As we've seen throughout this book, a cloud-native approach changes the way you design, deploy, and manage applications. It also changes the way you manage and store data.
Figure 5-1 contrasts the differences.
Figure 5-1. Data management in cloud-native applications
Experienced developers will easily recognize the architecture on the left-side of figure 5-1. In this monolithic application, business service components collocate together in a shared services tier, sharing data from a single relational database.
In many ways, a single database keeps data management simple. Querying data across multiple tables is straightforward. Changes to data update together or they all rollback. ACID transactions guarantee strong and immediate consistency.
Designing for cloud-native, we take a different approach. On the right-side of Figure 5-1, note how business functionality segregates into small, independent microservices. Each microservice encapsulates a specific business capability and its own data. The monolithic database decomposes into a distributed data model with many smaller databases, each aligning with a microservice. When the smoke clears, we emerge with a design that exposes a database per microservice.
This database per microservice provides many benefits, especially for systems that must evolve rapidly and support massive scale. With this model...
- Domain data is encapsulated within the service
- Data schema can evolve without directly impacting other services
- Each data store can independently scale
- A data store failure in one service won't directly impact other services
Segregating data also enables each microservice to implement the data store type that is best optimized for its workload, storage needs, and read/write patterns. Choices include relational, document, key-value, and even graph-based data stores.
Figure 5-2 presents the principle of polyglot persistence in a cloud-native system.
Figure 5-2. Polyglot data persistence
Note in the previous figure how each microservice supports a different type of data store.
- The product catalog microservice consumes a relational database to accommodate the rich relational structure of its underlying data.
- The shopping cart microservice consumes a distributed cache that supports its simple, key-value data store.
- The ordering microservice consumes both a NoSql document database for write operations along with a highly denormalized key/value store to accommodate high-volumes of read operations.
While relational databases remain relevant for microservices with complex data, NoSQL databases have gained considerable popularity. They provide massive scale and high availability. Their schemaless nature allows developers to move away from an architecture of typed data classes and ORMs that make change expensive and time-consuming. We cover NoSQL databases later in this chapter.
While encapsulating data into separate microservices can increase agility, performance, and scalability, it also presents many challenges. In the next section, we discuss these challenges along with patterns and practices to help overcome them.
While microservices are independent and focus on specific functional capabilities, like inventory, shipping, or ordering, they frequently require integration with other microservices. Often the integration involves one microservice querying another for data. Figure 5-3 shows the scenario.

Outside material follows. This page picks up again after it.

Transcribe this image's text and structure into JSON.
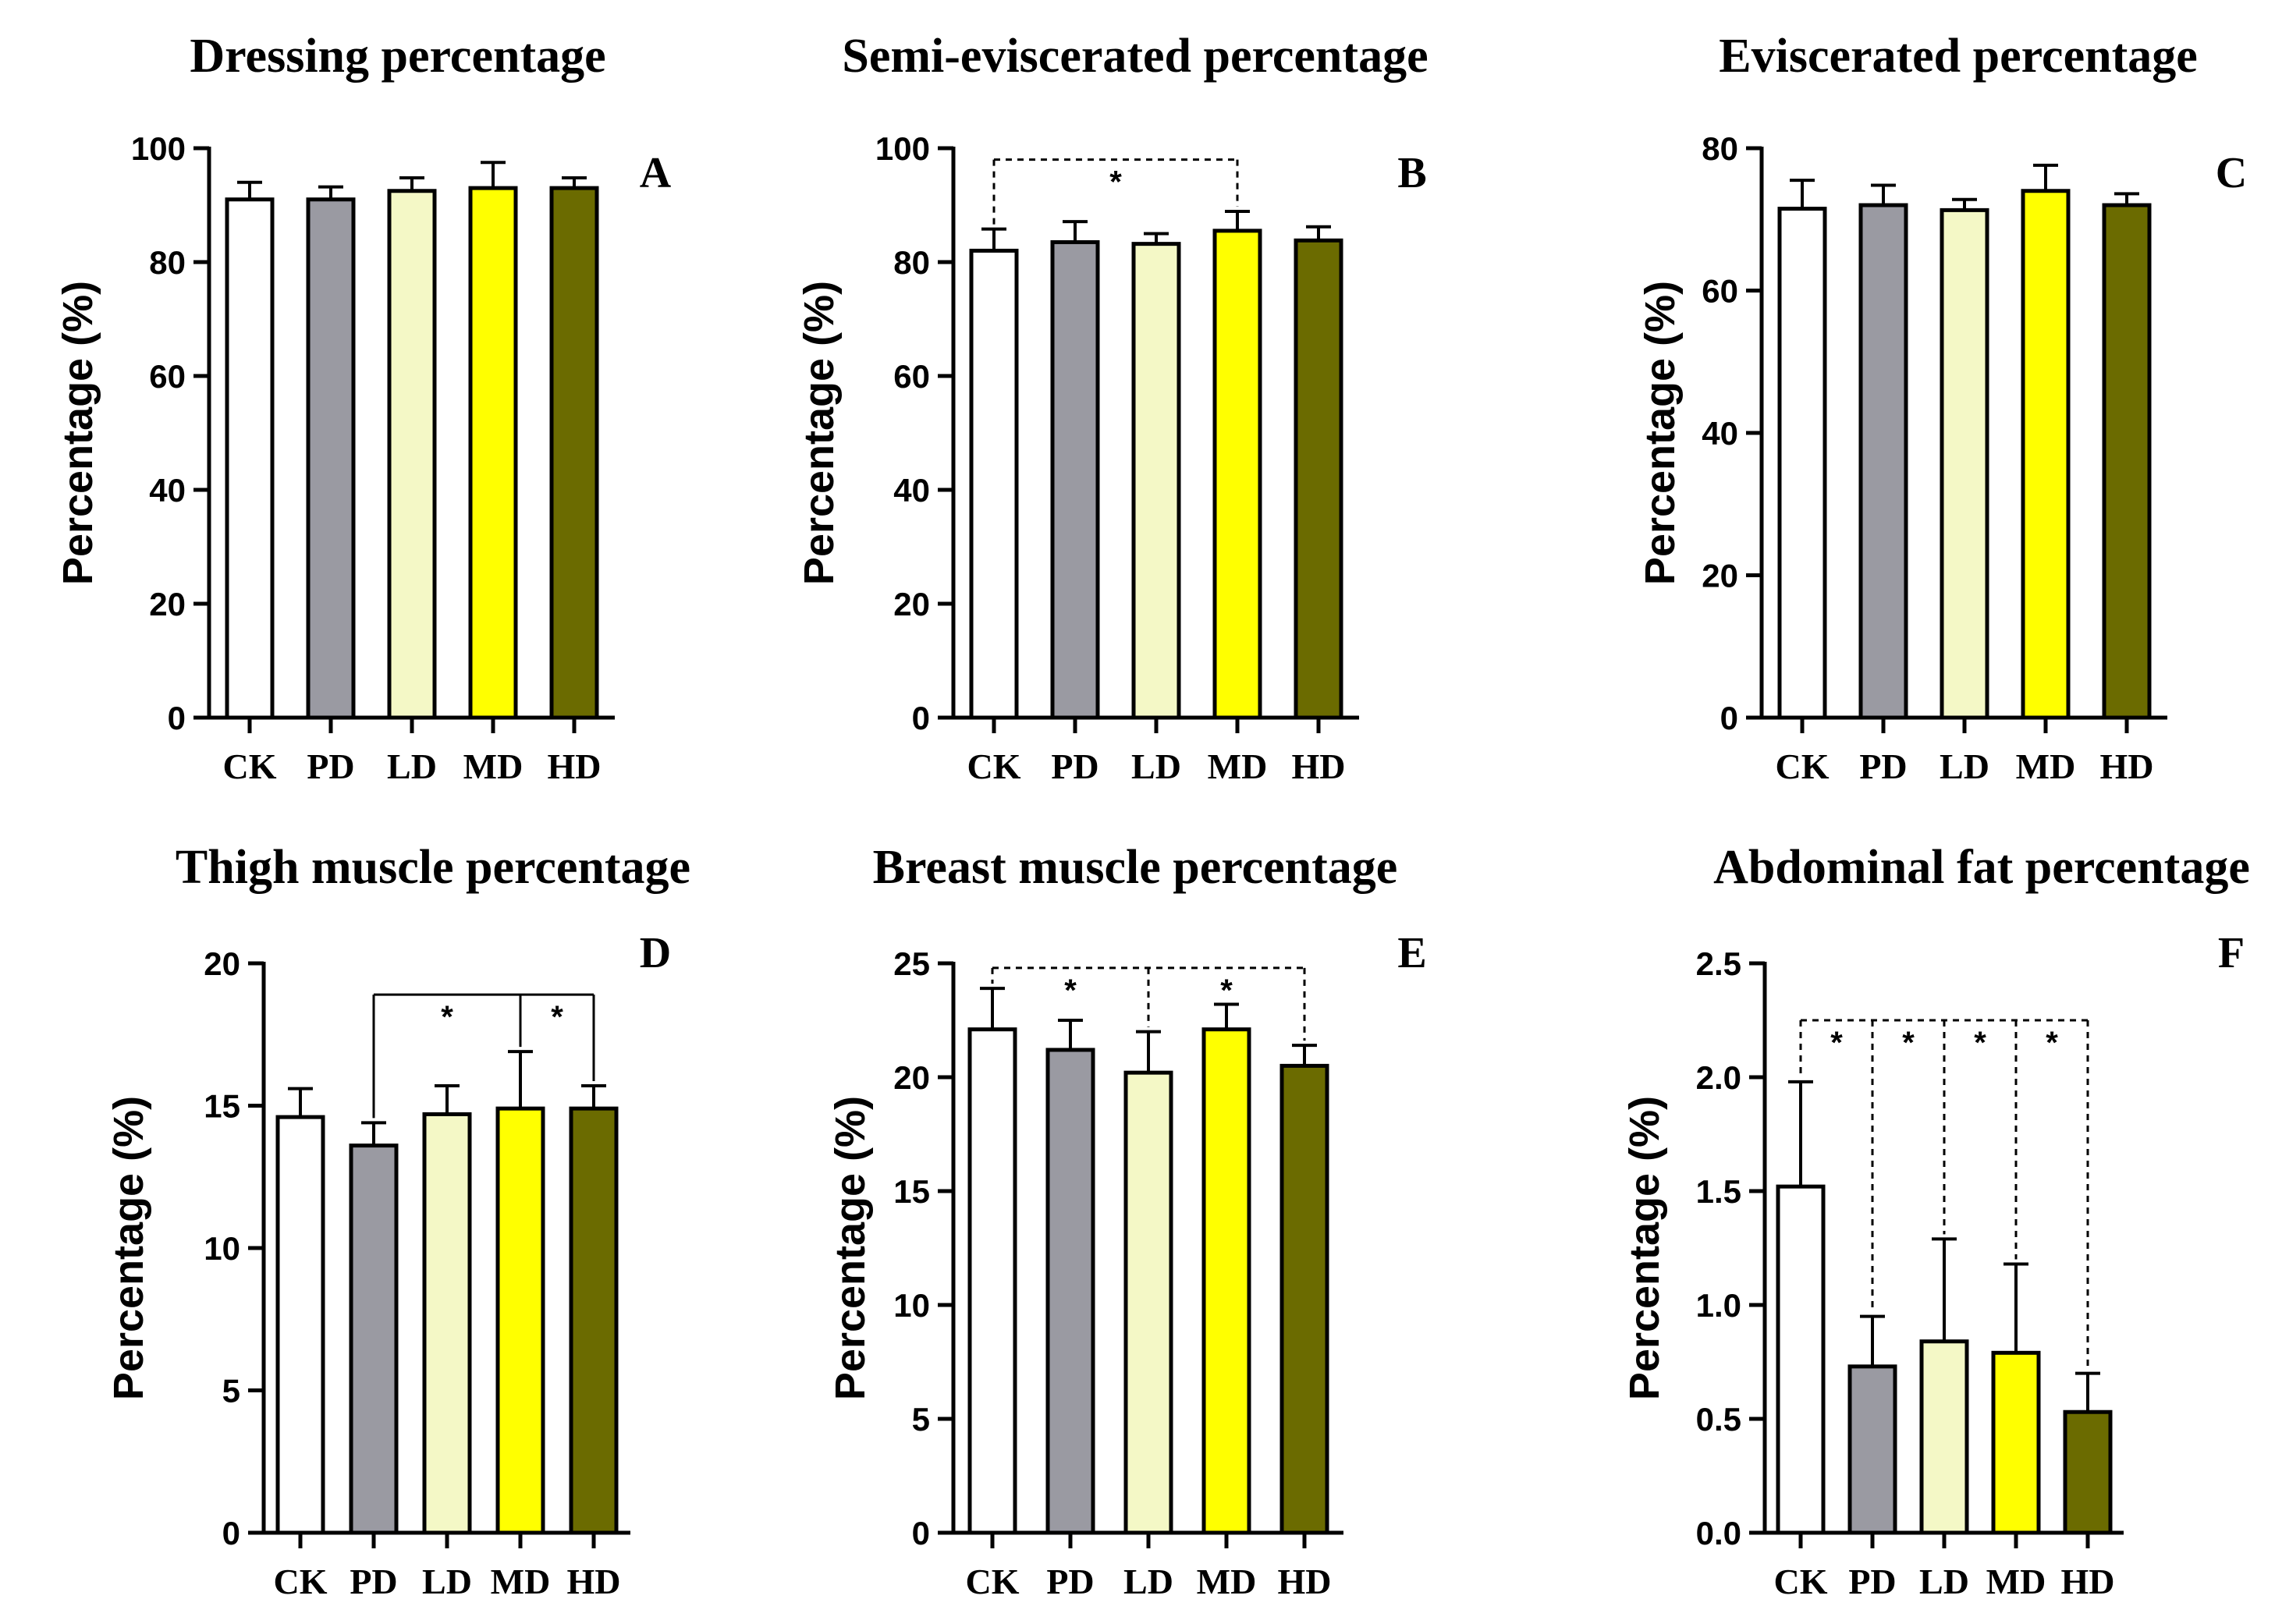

Figure 5-3. Querying across microservices
In the preceding figure, we see a shopping basket microservice that adds an item to a user's shopping basket. While the data store for this microservice contains basket and line item data, it doesn't maintain product or pricing data. Instead, those data items are owned by the catalog and pricing microservices. This presents a problem. How can the shopping basket microservice add a product to the user's shopping basket when it doesn't have product nor pricing data in its database?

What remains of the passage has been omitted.